Now, he's decided that rather than repeatedly flout the law, he'll try and change it. Fair enough. But given the odd nature of the Australian Parliamentary system - and in particular, Senate preference deals which see people with less than one percent of the vote elected (c.f. Ricky Muir) - end up holding power out of all proportion to their support.

In some cases that merely provides a diversion from the assorted fruitcakery that's going on in government. But in Hinch's case it could mean a significant, and very nasty, change in the law being held as the price of agreement on something a government needs Senate support to pass.

Hinch's policies are focused, to the exclusion of all else, on "getting" people he feels haven't be adequately punished by the justice system. Like all such crusaders he couches this as "fighting for victims" but the sad fact is that once a person has been victimised, using the thumbscrews on their assailant may provide a brief frisson of vengeance but will do nothing whatsoever to help them heal.

Hinch wants a national public register of convicted sex offenders - effectively a vigilante's charter.

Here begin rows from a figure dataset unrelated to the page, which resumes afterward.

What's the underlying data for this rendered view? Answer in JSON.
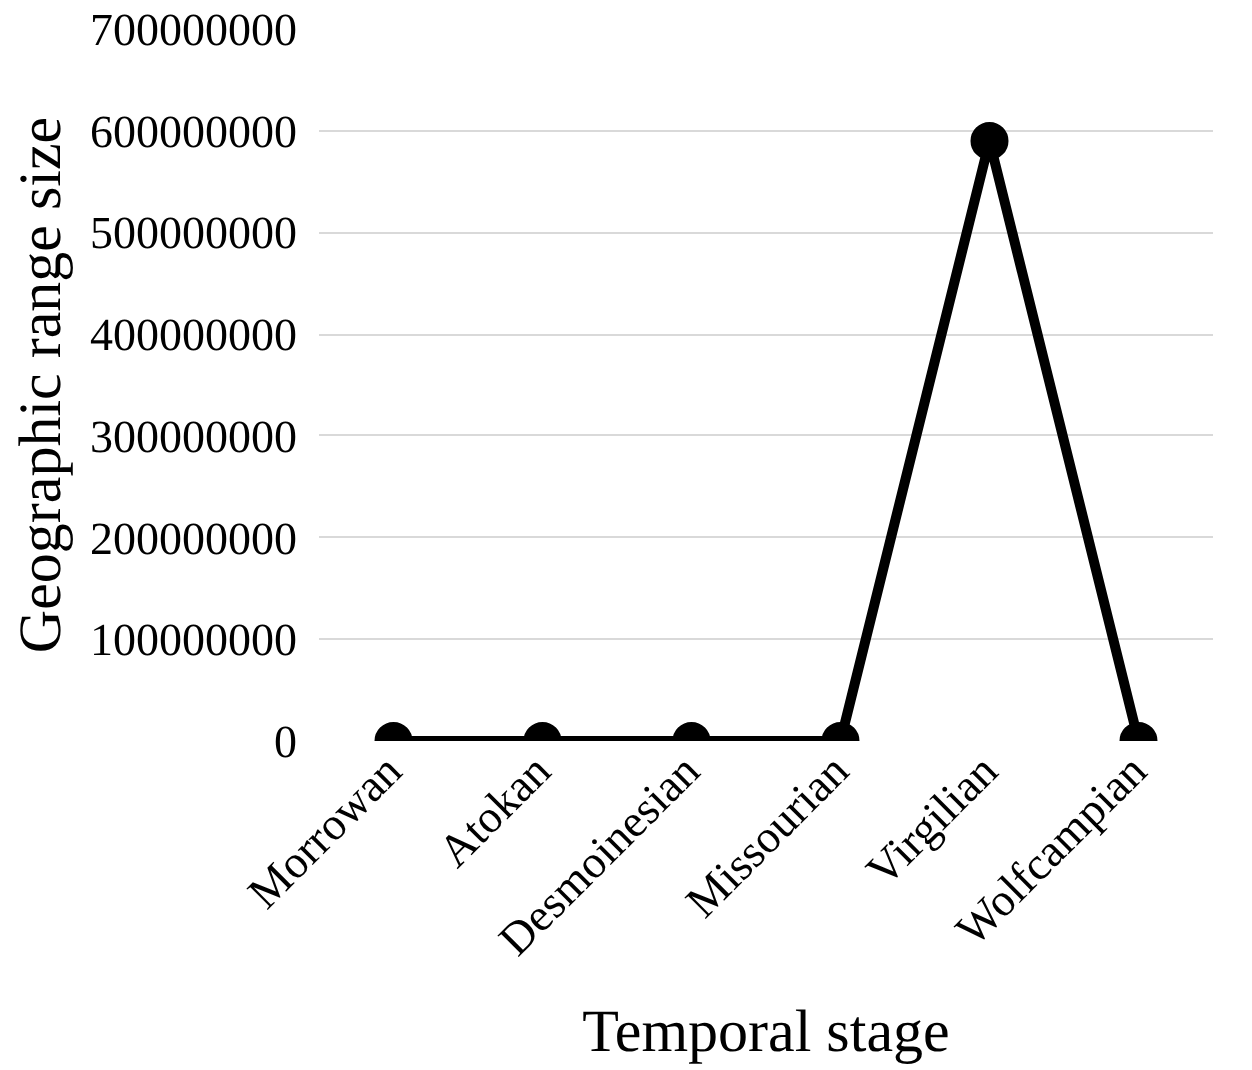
{
  "chart_data": {
    "type": "line",
    "xlabel": "Temporal stage",
    "ylabel": "Geographic range size",
    "categories": [
      "Morrowan",
      "Atokan",
      "Desmoinesian",
      "Missourian",
      "Virgilian",
      "Wolfcampian"
    ],
    "series": [
      {
        "color": "#000000",
        "values": [
          0,
          0,
          0,
          0,
          590000000,
          0
        ]
      }
    ],
    "ylim": [
      0,
      700000000
    ],
    "yticks": [
      0,
      100000000,
      200000000,
      300000000,
      400000000,
      500000000,
      600000000,
      700000000
    ],
    "grid": "y",
    "marker": "circle",
    "line_style": "solid"
  }
}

That innocent people with the same name, or who just "look wrong" and live in the same neighbourhood, have been attacked in places where this has been tried matters not. And that's leaving aside the fact that society has decided to do away with stonings, beatings and burnings as punishment for crimes - yet such things invariably occur when offenders, who've paid their debt to society, are identified and their whereabouts publicised.

Such simple questions as "well where's the incentive to go straight if you're constantly hounded out of any housing, unable to find a job, and in constant fear for your safety?" don't trouble Hinch at all. Thinking takes effort; an emotional gut reaction is much more comforting.

Of course he has every right to run for office. And I'm an advocate of overturning "politics as usual". But there's a difference between putting a cat amongst the pigeons and letting a crazed lion who'd spent far too long in captivity loose in a downtown shopping mall.